本研究的核心问题是什么?男性和女性在静息状态以及脂肪氧化峰值速率时,骨骼肌和脂肪组织中的蛋白质之间存在怎样的关系?主要发现及其重要性是什么?与甘油三酯水解及线粒体脂质转运相关的骨骼肌蛋白质静息含量,比脂肪组织中与脂质转运或水解相关的蛋白质,与脂肪氧化峰值速率的关联更为紧密。尽管女性的脂肪氧化相对速率高于男性,但本研究中所测定的蛋白质并不能解释这一现象,这表明其他因素决定了脂肪代谢中的性别差异。

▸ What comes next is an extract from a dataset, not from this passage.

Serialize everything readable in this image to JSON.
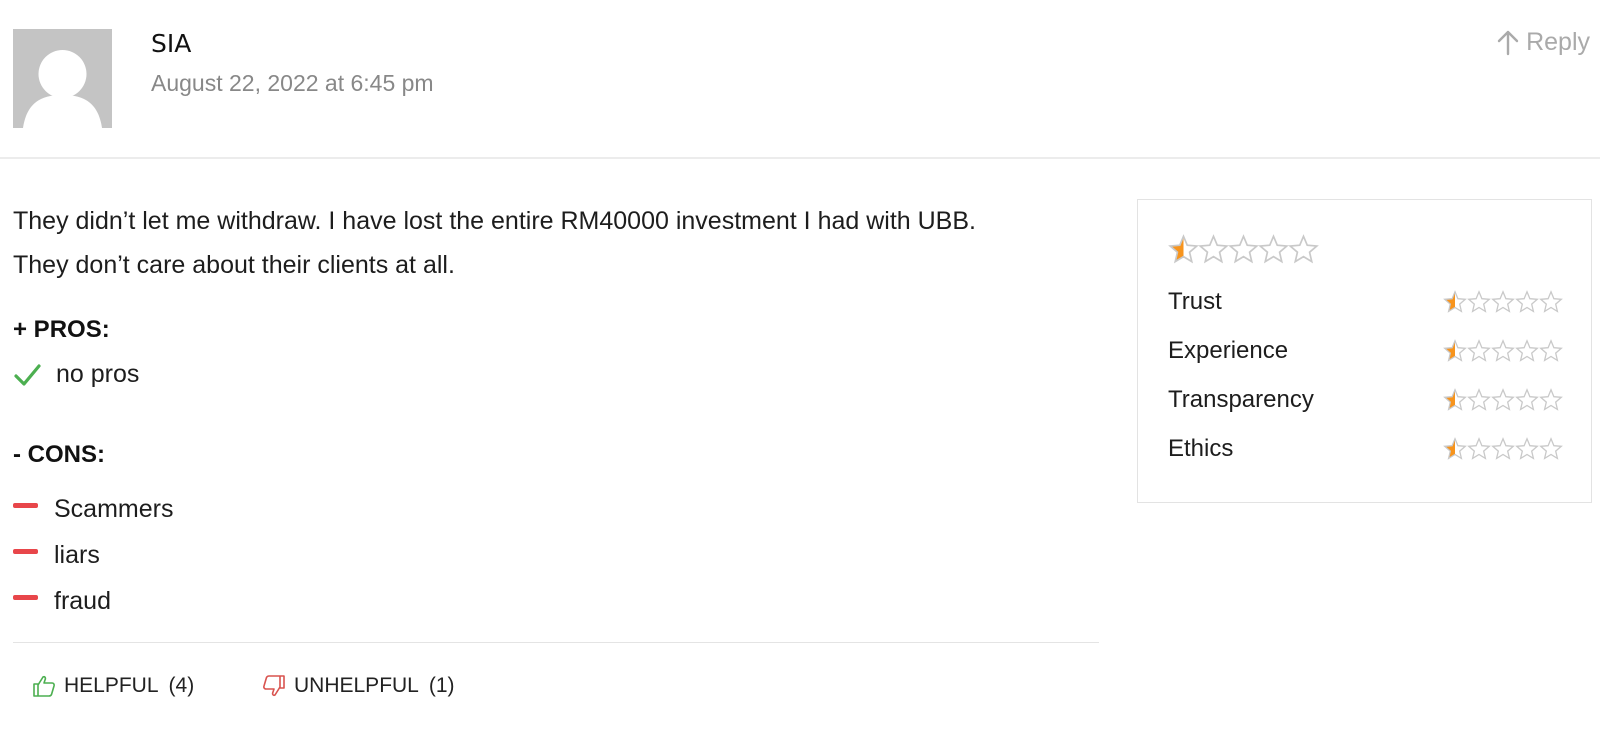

我们探究了参与脂肪代谢的关键蛋白质,这些蛋白质可能与脂肪氧化峰值(PFO)相关,并解释运动期间燃料代谢中的性别差异。36名健康成年人[15名女性;年龄40±11岁;峰值耗氧量42.5±9.5毫升/(千克体重·分钟);均值±标准差]完成了两项运动测试,通过间接量热法测定PFO。获取静息状态下的脂肪组织和/或骨骼肌活检样本,以测定脂肪组织中PLIN1、ABHD5(CGI - 58)、LIPE(HSL)、PNPLA2(ATGL)、ACSL1、CPT1B和雌激素受体α(ERα)的蛋白质含量,以及骨骼肌中FABP 3(FABPpm)、PNPLA2(ATGL)、ACSL1、CTP1B和ESR1(ERα)的蛋白质含量。发现PFO[每分钟每千克去脂体重(FFM)的毫克数]与骨骼肌中PNPLA2(ATGL)的蛋白质含量[r = 0.41(0.03 - 0.68),P < 0.05]和CPT1B的蛋白质含量[r = 0.45(0.09 - 0.71),P < 0.05]之间存在中等强度的相关性。未一致发现其他具有统计学意义的双变量相关性。女性的相对PFO高于男性[脂肪组织(n = 14)和骨骼肌(n = 12)亚组中分别为7.1±1.9与4.5±1.3以及7.3±1.7与4.8±1.2毫克/(千克FFM·分钟),P < 0.05]。这些蛋白质的含量未发现具有统计学意义的性别差异。PFO的调节可能涉及肌细胞内甘油三酯水解和线粒体脂肪酸转运相关的过程,并且脂肪组织可能比肌肉发挥的作用更小。脂肪代谢中的性别差异可能归因于骨骼肌和脂肪组织中与甘油三酯水解和脂肪酸转运相关的蛋白质静息含量之外的其他因素。